Can the Public Be Trusted: The Promise and Perils of Voluntary Compliance
A talk by Yuval Feldman
Oplysninger om arrangementet
Tidspunkt
Sted
Universitetsbyen 51-53, Building 1814, Room 227
Voluntary compliance is widely treated as a higher quality, more sustainable form of cooperation between citizens and the state than compliance secured through monitoring, incentives, and sanctions. Yet it remains an unrealized ideal rather than an operational paradigm. This talk, drawing on the book of the same title (Cambridge University Press, 2025) (open access https://www.cambridge.org/core/books/can-the-public-be-trusted/B3E11831E3051D4E928B9252B6767A4B#fndtn-metrics) examines why governments struggle to know when voluntary compliance is occurring, and under what conditions regulatory interventions are likely to cultivate it rather than crowd it out.

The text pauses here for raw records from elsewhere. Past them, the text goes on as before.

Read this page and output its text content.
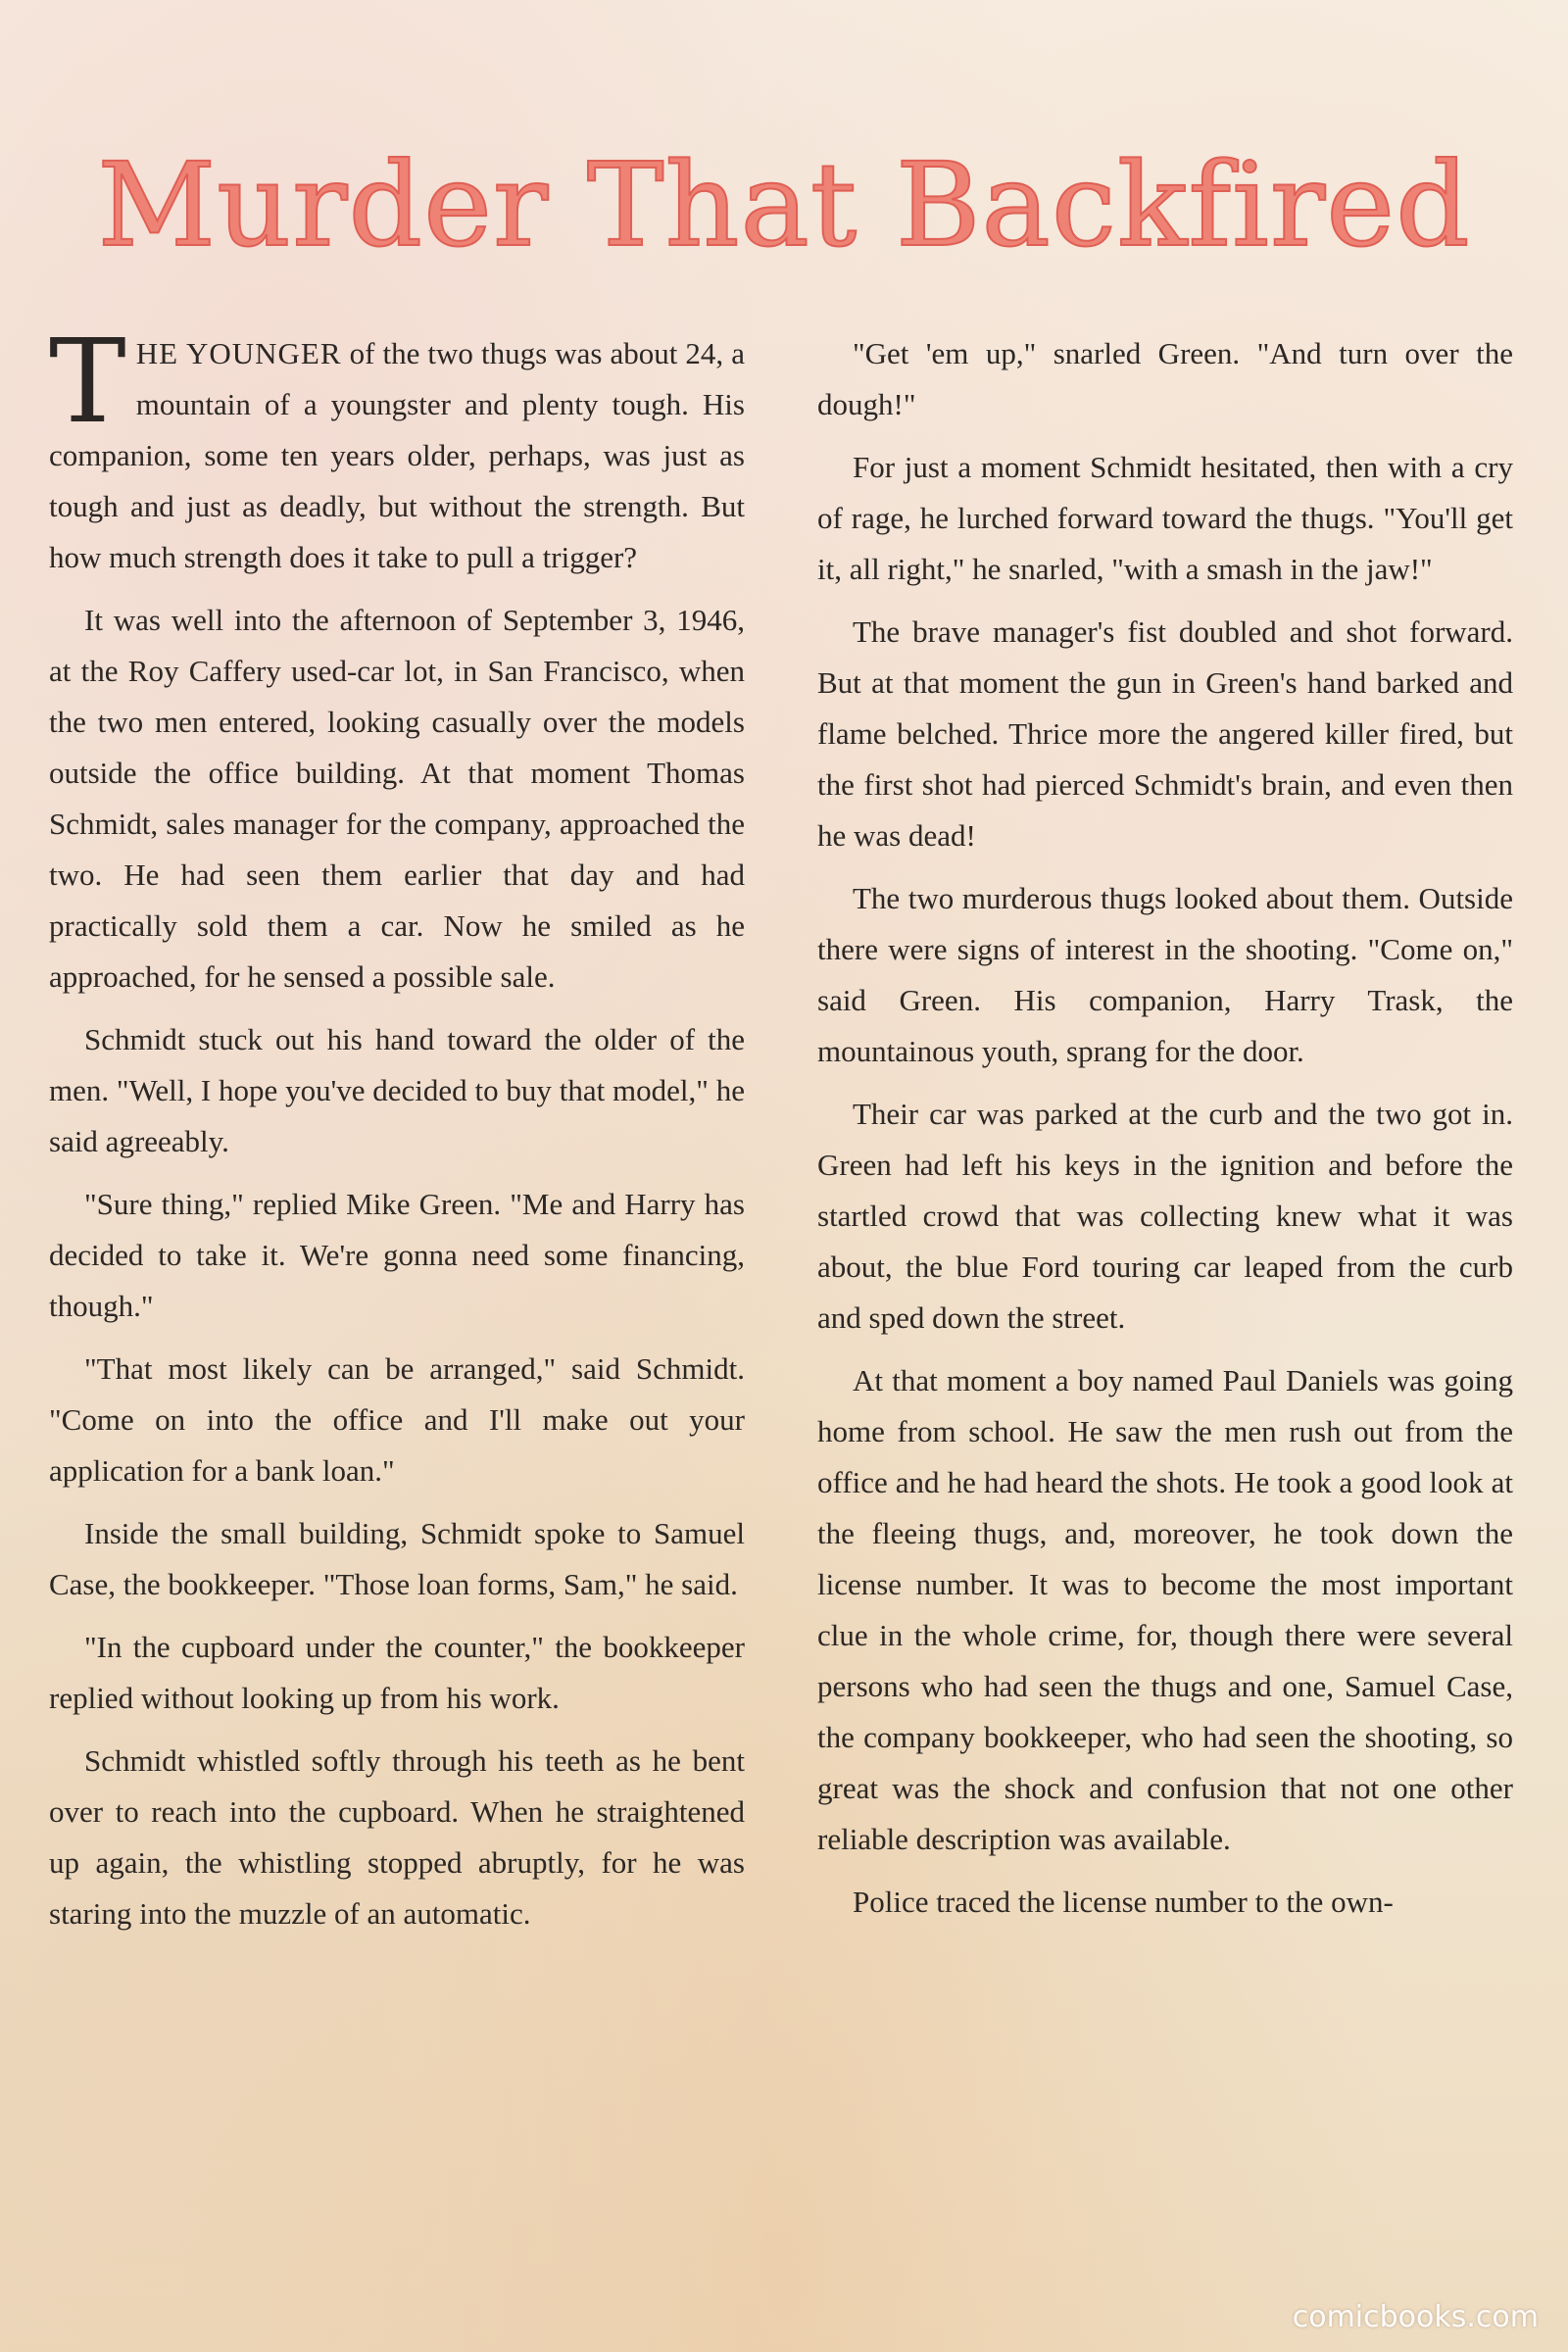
Murder That Backfired

THE YOUNGER of the two thugs was about 24, a mountain of a youngster and plenty tough. His companion, some ten years older, perhaps, was just as tough and just as deadly, but without the strength. But how much strength does it take to pull a trigger?

It was well into the afternoon of September 3, 1946, at the Roy Caffery used-car lot, in San Francisco, when the two men entered, looking casually over the models outside the office building. At that moment Thomas Schmidt, sales manager for the company, approached the two. He had seen them earlier that day and had practically sold them a car. Now he smiled as he approached, for he sensed a possible sale.

Schmidt stuck out his hand toward the older of the men. "Well, I hope you've decided to buy that model," he said agreeably.

"Sure thing," replied Mike Green. "Me and Harry has decided to take it. We're gonna need some financing, though."

"That most likely can be arranged," said Schmidt. "Come on into the office and I'll make out your application for a bank loan."

Inside the small building, Schmidt spoke to Samuel Case, the bookkeeper. "Those loan forms, Sam," he said.

"In the cupboard under the counter," the bookkeeper replied without looking up from his work.

Schmidt whistled softly through his teeth as he bent over to reach into the cupboard. When he straightened up again, the whistling stopped abruptly, for he was staring into the muzzle of an automatic.

"Get 'em up," snarled Green. "And turn over the dough!"

For just a moment Schmidt hesitated, then with a cry of rage, he lurched forward toward the thugs. "You'll get it, all right," he snarled, "with a smash in the jaw!"

The brave manager's fist doubled and shot forward. But at that moment the gun in Green's hand barked and flame belched. Thrice more the angered killer fired, but the first shot had pierced Schmidt's brain, and even then he was dead!

The two murderous thugs looked about them. Outside there were signs of interest in the shooting. "Come on," said Green. His companion, Harry Trask, the mountainous youth, sprang for the door.

Their car was parked at the curb and the two got in. Green had left his keys in the ignition and before the startled crowd that was collecting knew what it was about, the blue Ford touring car leaped from the curb and sped down the street.

At that moment a boy named Paul Daniels was going home from school. He saw the men rush out from the office and he had heard the shots. He took a good look at the fleeing thugs, and, moreover, he took down the license number. It was to become the most important clue in the whole crime, for, though there were several persons who had seen the thugs and one, Samuel Case, the company bookkeeper, who had seen the shooting, so great was the shock and confusion that not one other reliable description was available.

Police traced the license number to the own-

comicbooks.com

The argument synthesizes regulation theory, behavioral ethics, behavioral public policy, and social cooperation research. Building on this synthesis, the talk advances a conceptual framework that situates the antecedents of effective voluntary compliance across four dimensions: individual, situational, regulatory, and cultural. It distinguishes voluntary compliance from neighboring constructs such as honesty, trustworthiness, cooperation, and intrinsic motivation, and proposes indicators for evaluating it, including durability, positive externalities, internalization, crowding out, and changes in trust and social capital.
The core complexity is twofold. First, regulators rarely have reliable means of gauging the extent and quality of public cooperation, a measurement gap that pushes them toward coercive instruments whose long-term effects on intrinsic motivation are often suboptimal. Second, the conditions under which voluntary compliance flourishes are highly context-dependent: distributive justice concerns, questions of governmental legitimacy, the role of technology in monitoring and prediction, and culturally specific dispositions all shape whether intrinsically motivated cooperation can take root.
The talk closes with observations from taxation, healthcare policy, and environmental regulation, contrasting motivational appeals grounded in legitimacy, morality, and reputational integrity. It asks whether firms can self-regulate, what level of voluntary compliance is required, and whether sustained cooperation can reshape culture over time. The aim is to help regulators navigate the trade-offs between coercive and cooperative policies, and to clarify when reliance on voluntary cooperation is normatively attractive and empirically realistic.